Date/Time: Wed Mar 13 17:57:57 CDT 2013
Contact: richard.wordingham@ntlworld.com
Name: Richard Wordingham
Report Type: Public Review Issue
Opt Subject: PRI 235 - UTS#10 (for Unicode 6.3.0)
These comments are made on Draft 4 of Version 6.3.0. 1) There is no upper bound on the values of weights in a collation element table. Formerly (Version 6.1.0) it was FFFF, though this was breached by the now discarded fourth weight in DUCET. Consequently, the following changes are needed: a) In Section 3.6 'Variable Weighting', it should be noted that FFFF denotes an arbitrarily selected value greater than the primary weight of any variable collation element. b) In Section 6.1.2 'L2/L3 in 8 bits', there should be a note that the same number of bytes should be used for each L1 weight. c) In Section 6.2 'Large Weight Values', the starting premise is no longer necessarily true. The opening sentence could be reworded to: 'Some old implementations may not support more than 65,5345 weight values (or 65,024 values where zero bytes are avoided. A need for more weight values can still be accommodated...' The example from DUCET may need to be reworded if the suggestion in point (e) is taken up. d) In 6.4 'Avoiding Zero Bytes' it should be noted that analogous preprocessing is available for weight ranges larger than 16 bits. The following opportunities present themselves: e) Implicit weights (Section 7.1.3) no longer need to be generated as two elements. With suitably revised values of WEIGHT, a single primary weight of BASE + CP could be chosen instead. f) The principal of a fixed range for trailing weights (Section 7.1.4) makes no sense if there are no bounds on primary weights. Indeed, it makes sense for the implicit weights, trailing weights and weights reserved for special collation elements to be aspects of the collation element, especially if 2nd level order and variable weighting are part of the collation element table. 2) There are a few faults in the code example in Section 6.10: a) The code assumes that primary values FFE0..FFFF are not allowed. However, U+FFFD has primary weight FFFD and the CLDR assigns primary weight FFFF to U+FFFF. b) Variable weights have an upper and a lower limit, not just an upper limit.

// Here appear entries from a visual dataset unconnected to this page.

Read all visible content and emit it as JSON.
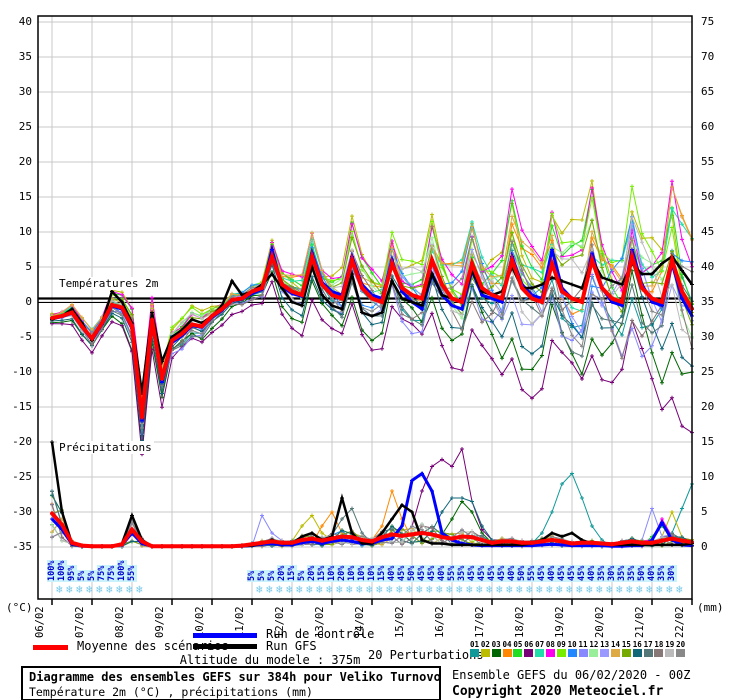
{
  "chart_data": {
    "type": "line",
    "title": "Diagramme des ensembles GEFS sur 384h pour Veliko Turnovo",
    "subtitle": "Température 2m (°C) , précipitations (mm)",
    "step_hours": 6,
    "x_dates": [
      "06/02",
      "07/02",
      "08/02",
      "09/02",
      "10/02",
      "11/02",
      "12/02",
      "13/02",
      "14/02",
      "15/02",
      "16/02",
      "17/02",
      "18/02",
      "19/02",
      "20/02",
      "21/02",
      "22/02"
    ],
    "y_left": {
      "label": "(°C)",
      "min": -35,
      "max": 40,
      "tick_step": 5
    },
    "y_right": {
      "label": "(mm)",
      "min": 0,
      "max": 75,
      "tick_step": 5
    },
    "annotations": {
      "temp_label": "Températures 2m",
      "precip_label": "Précipitations"
    },
    "series": {
      "mean_temp": [
        -2.3,
        -2,
        -1.5,
        -3.5,
        -5.2,
        -3,
        -0.4,
        -0.8,
        -3.5,
        -16.5,
        -2.5,
        -11,
        -5.5,
        -4.5,
        -3.2,
        -3.5,
        -2,
        -1,
        0.3,
        0.5,
        1.5,
        2,
        6.5,
        2.5,
        1.5,
        1,
        6.5,
        2.5,
        1,
        0.5,
        6,
        2,
        0.5,
        0,
        5.5,
        2,
        1,
        0.5,
        6,
        2.5,
        0.5,
        0,
        5.5,
        2,
        1,
        0.5,
        6,
        2,
        0.5,
        0,
        5.5,
        1.5,
        0.5,
        0,
        6,
        2,
        0.5,
        0,
        6.5,
        2,
        0.5,
        0,
        6,
        1.5,
        -1
      ],
      "control_temp": [
        -2.4,
        -2.1,
        -1.6,
        -3.6,
        -5.4,
        -3.2,
        -0.6,
        -1,
        -3.8,
        -17,
        -2.8,
        -11.5,
        -5.8,
        -4.8,
        -3.4,
        -3.6,
        -2.2,
        -1.2,
        0.2,
        0.4,
        1.2,
        1.8,
        7.5,
        2.2,
        1.2,
        0.8,
        7,
        2.8,
        1.5,
        1,
        6.5,
        2.5,
        1,
        0.5,
        6,
        1.5,
        0,
        -1,
        4,
        1,
        -0.5,
        -1,
        4.5,
        1,
        0.5,
        0,
        6.5,
        2.5,
        1,
        0.5,
        7.5,
        2,
        0.5,
        0,
        7,
        2,
        0,
        -0.5,
        7.5,
        2.5,
        0,
        -0.5,
        5.5,
        0.5,
        -2
      ],
      "gfs_temp": [
        -2.5,
        -2,
        -1,
        -3,
        -5.5,
        -3,
        1.5,
        0,
        -3,
        -13,
        -1.5,
        -8.5,
        -5,
        -4,
        -2.5,
        -3,
        -2,
        -0.5,
        3,
        1,
        1.5,
        2.5,
        4,
        2,
        0,
        -0.5,
        5,
        1,
        -0.5,
        -1,
        4,
        -1.5,
        -2,
        -1.5,
        3,
        0.5,
        0,
        -0.5,
        4,
        1,
        0.5,
        0,
        4.5,
        1.5,
        1,
        1.5,
        5,
        2,
        2,
        2.5,
        3.5,
        3,
        2.5,
        2,
        6,
        3.5,
        3,
        2.5,
        5.5,
        4,
        4,
        5.5,
        6.5,
        4.5,
        2.5
      ],
      "spread_env": [
        0.6,
        0.6,
        0.8,
        1,
        1.2,
        1.2,
        1.5,
        1.5,
        1.8,
        2.5,
        2,
        2.5,
        2,
        1.8,
        1.5,
        1.5,
        1.2,
        1,
        0.8,
        0.8,
        1,
        1.2,
        1.8,
        1.8,
        2,
        2.2,
        2.5,
        2.5,
        2.8,
        3,
        3.2,
        3.2,
        3.5,
        3.5,
        3.8,
        3.8,
        4,
        4.2,
        4.5,
        4.5,
        4.8,
        5,
        5.2,
        5.2,
        5.5,
        5.5,
        5.8,
        5.8,
        6,
        6.2,
        6.5,
        6.5,
        6.8,
        7,
        7.2,
        7.2,
        7.5,
        7.5,
        7.8,
        7.8,
        8,
        8.2,
        8.5,
        8.5,
        8.5
      ],
      "mean_precip": [
        4.8,
        3.2,
        0.6,
        0.2,
        0.1,
        0.1,
        0.1,
        0.4,
        2.5,
        0.8,
        0.1,
        0.1,
        0.1,
        0.1,
        0.1,
        0.1,
        0.1,
        0.1,
        0.1,
        0.2,
        0.4,
        0.6,
        0.8,
        0.6,
        0.6,
        1,
        1.2,
        0.9,
        1.2,
        1.5,
        1.4,
        1,
        0.8,
        1.4,
        1.8,
        1.6,
        1.8,
        2,
        1.8,
        1.4,
        1.2,
        1.5,
        1.4,
        1,
        0.6,
        0.8,
        0.8,
        0.6,
        0.6,
        0.8,
        1,
        0.8,
        0.5,
        0.6,
        0.6,
        0.5,
        0.4,
        0.6,
        0.8,
        0.6,
        0.6,
        0.9,
        1.2,
        0.9,
        0.7
      ],
      "control_precip": [
        4,
        2.5,
        0.4,
        0.1,
        0.1,
        0.1,
        0.1,
        0.3,
        2,
        0.5,
        0.1,
        0.1,
        0.1,
        0.1,
        0.1,
        0.1,
        0.1,
        0.1,
        0.1,
        0.1,
        0.2,
        0.4,
        0.5,
        0.3,
        0.3,
        0.6,
        0.8,
        0.5,
        0.8,
        1,
        0.8,
        0.5,
        0.5,
        1,
        1.2,
        3,
        9.5,
        10.5,
        8,
        2,
        1,
        0.5,
        0.3,
        0.2,
        0.2,
        0.2,
        0.2,
        0.2,
        0.2,
        0.3,
        0.4,
        0.3,
        0.2,
        0.2,
        0.2,
        0.2,
        0.1,
        0.1,
        0.2,
        0.2,
        1,
        3.5,
        1,
        0.3,
        0.2
      ],
      "gfs_precip": [
        15,
        5,
        0.5,
        0.1,
        0.1,
        0.1,
        0.1,
        0.5,
        4.5,
        1,
        0.1,
        0.1,
        0.1,
        0.1,
        0.1,
        0.1,
        0.1,
        0.1,
        0.1,
        0.1,
        0.2,
        0.5,
        1,
        0.5,
        0.5,
        1.5,
        2,
        1,
        1.5,
        7,
        2,
        0.5,
        0.5,
        2,
        4,
        6,
        5,
        1,
        0.5,
        0.5,
        0.3,
        0.3,
        0.3,
        0.3,
        0.3,
        0.3,
        0.3,
        0.3,
        0.5,
        1,
        2,
        1.5,
        2,
        1,
        0.5,
        0.5,
        0.3,
        0.3,
        0.3,
        0.3,
        0.3,
        0.3,
        0.3,
        0.3,
        0.5
      ]
    },
    "perturbations": [
      {
        "num": "01",
        "color": "#119999",
        "bias": -0.25,
        "diurnal": 0
      },
      {
        "num": "02",
        "color": "#bbbb00",
        "bias": 0.8,
        "diurnal": 0.9
      },
      {
        "num": "03",
        "color": "#006600",
        "bias": -1.0,
        "diurnal": 0,
        "trend": -0.02
      },
      {
        "num": "04",
        "color": "#ff8800",
        "bias": 0.45,
        "diurnal": 0.7
      },
      {
        "num": "05",
        "color": "#22dd22",
        "bias": 0.6,
        "diurnal": 1.0
      },
      {
        "num": "06",
        "color": "#770077",
        "bias": -1.35,
        "diurnal": -0.4,
        "trend": -0.05
      },
      {
        "num": "07",
        "color": "#22ddaa",
        "bias": 0.5,
        "diurnal": 0
      },
      {
        "num": "08",
        "color": "#ff00ee",
        "bias": 0.8,
        "diurnal": 1.2
      },
      {
        "num": "09",
        "color": "#77ee00",
        "bias": 0.65,
        "diurnal": 1.1
      },
      {
        "num": "10",
        "color": "#2288ff",
        "bias": 0.1,
        "diurnal": 0
      },
      {
        "num": "11",
        "color": "#8888ff",
        "bias": -0.5,
        "diurnal": 0
      },
      {
        "num": "12",
        "color": "#99ee99",
        "bias": 0.35,
        "diurnal": 0
      },
      {
        "num": "13",
        "color": "#9999ff",
        "bias": -0.2,
        "diurnal": 0
      },
      {
        "num": "14",
        "color": "#ddaa44",
        "bias": 0.55,
        "diurnal": 0.6
      },
      {
        "num": "15",
        "color": "#77aa00",
        "bias": 0.3,
        "diurnal": 0
      },
      {
        "num": "16",
        "color": "#116677",
        "bias": -0.75,
        "diurnal": 0
      },
      {
        "num": "17",
        "color": "#557777",
        "bias": -0.5,
        "diurnal": 0
      },
      {
        "num": "18",
        "color": "#887777",
        "bias": -0.3,
        "diurnal": 0
      },
      {
        "num": "19",
        "color": "#bbbbbb",
        "bias": 0.15,
        "diurnal": 0
      },
      {
        "num": "20",
        "color": "#888888",
        "bias": -0.1,
        "diurnal": 0
      }
    ],
    "precip_events": [
      {
        "pert": 6,
        "points": {
          "35": 1,
          "36": 2,
          "37": 8,
          "38": 11.5,
          "39": 12.5,
          "40": 11.5,
          "41": 14,
          "42": 6.5,
          "43": 2.5,
          "44": 1
        }
      },
      {
        "pert": 16,
        "points": {
          "38": 2,
          "39": 5,
          "40": 7,
          "41": 7,
          "42": 6.5,
          "43": 3,
          "44": 1
        }
      },
      {
        "pert": 1,
        "points": {
          "49": 2,
          "50": 5,
          "51": 9,
          "52": 10.5,
          "53": 7,
          "54": 3,
          "55": 1,
          "62": 2,
          "63": 5.5,
          "64": 9
        }
      },
      {
        "pert": 4,
        "points": {
          "27": 3,
          "28": 5,
          "29": 2,
          "33": 3,
          "34": 8,
          "35": 4
        }
      },
      {
        "pert": 3,
        "points": {
          "40": 4,
          "41": 6.5,
          "42": 5,
          "43": 2
        }
      },
      {
        "pert": 8,
        "points": {
          "60": 1,
          "61": 4,
          "62": 1.5
        }
      },
      {
        "pert": 5,
        "points": {
          "60": 1.5,
          "61": 3,
          "62": 1
        }
      },
      {
        "pert": 17,
        "points": {
          "29": 4,
          "30": 5.5,
          "31": 2
        }
      },
      {
        "pert": 11,
        "points": {
          "21": 4.5,
          "22": 2,
          "59": 1,
          "60": 5.5,
          "61": 1.5
        }
      },
      {
        "pert": 2,
        "points": {
          "25": 3,
          "26": 4.5,
          "27": 2,
          "61": 1.5,
          "62": 5,
          "63": 1
        }
      }
    ],
    "snow_groups": [
      {
        "start_t": 1,
        "percents": [
          100,
          100,
          95,
          5,
          5,
          75,
          75,
          100,
          55
        ]
      },
      {
        "start_t": 21,
        "percents": [
          5,
          5,
          5,
          20,
          15,
          5,
          20,
          15,
          10,
          20,
          10,
          10,
          10,
          15,
          40,
          45,
          50,
          45,
          45,
          40,
          55,
          35,
          45,
          45,
          45,
          45,
          40,
          50,
          55,
          45,
          40,
          45,
          45,
          45,
          40,
          35,
          30,
          35,
          35,
          50,
          40,
          35,
          30
        ]
      }
    ]
  },
  "colors": {
    "mean": "#ff0000",
    "control": "#0000ff",
    "gfs": "#000000",
    "grid": "#c8c8c8",
    "border": "#000000",
    "snow_label": "#0000cc",
    "snow_bg": "#c9f2fc",
    "snowflake": "#77c9e8"
  },
  "legend": {
    "mean": "Moyenne des scénarios",
    "control": "Run de contrôle",
    "gfs": "Run GFS",
    "perturbations": "20 Perturbations"
  },
  "footer": {
    "altitude": "Altitude du modele : 375m",
    "box_title": "Diagramme des ensembles GEFS sur 384h pour Veliko Turnovo",
    "box_subtitle": "Température 2m (°C) , précipitations (mm)",
    "run_info": "Ensemble GEFS du 06/02/2020 - 00Z",
    "copyright": "Copyright 2020 Meteociel.fr"
  }
}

Date/Time: Wed Mar 13 18:06:54 CDT 2013
Contact: richard.wordingham@ntlworld.com
Name: Richard Wordingham
Report Type: Error Report
Opt Subject: UTS#10 - Error in 'Escape Hatch'
The fault reported below has been present in the UCA since at least Version 6.1.0. The section entitled 'Escape Hatch' suggests one can encode a large number of secondary differences by varying z and n in 2-element collation keys of the form [.yyyy.00zz.00ww] [.0000.00nn.0001] However, the relative orderings of single collating elements would not be stable if the French accents (= level 2 ordering) setting were toggled. To provide stability, it is necessary to use a palindromic 3-element collation key of the form [.yyyy.00zz.00ww] [.0000.00nn.0001] [.0000.00zz.0001]
Date/Time: Sat Mar 16 07:51:47 CDT 2013
Contact: richard.wordingham@ntlworld.com
Name: Richard Wordingham
Report Type: Error Report
Opt Subject: UCA (UTS#10) Conformance Requirements
The definition of the 'standard UCA parametric tailoring' is subcontracted to the LDML specification (UTS#35). An implementation claiming conformance to it should therefore specify the relevant version numbers – LDML and possibly CLDR for data held in FractionalUCA.txt, which is no longer identified by UCA version. For example, there is a proposal to change the meaning of the variableTop parameter (http://unicode.org/cldr/trac/ticket/5016 Comment 8), and I believe it will be accepted. I'm not sure whether this belongs in Requirement C4 or C6. The standard UCA parametric tailoring parameter 'reorder' is in general undefined – see last paragraph of http://unicode.org/repos/cldr/trunk/specs/ldml/tr35-collation.html Section 3.12 or, for the latest released version, Section 5.14.12 of UTS#35 Version 22.1. The text of the LDML specification says, 'The reordering groups for the DUCET are not specified here'. For the LDML, this has also been raised as http://unicode.org/cldr/trac/ticket/5813 .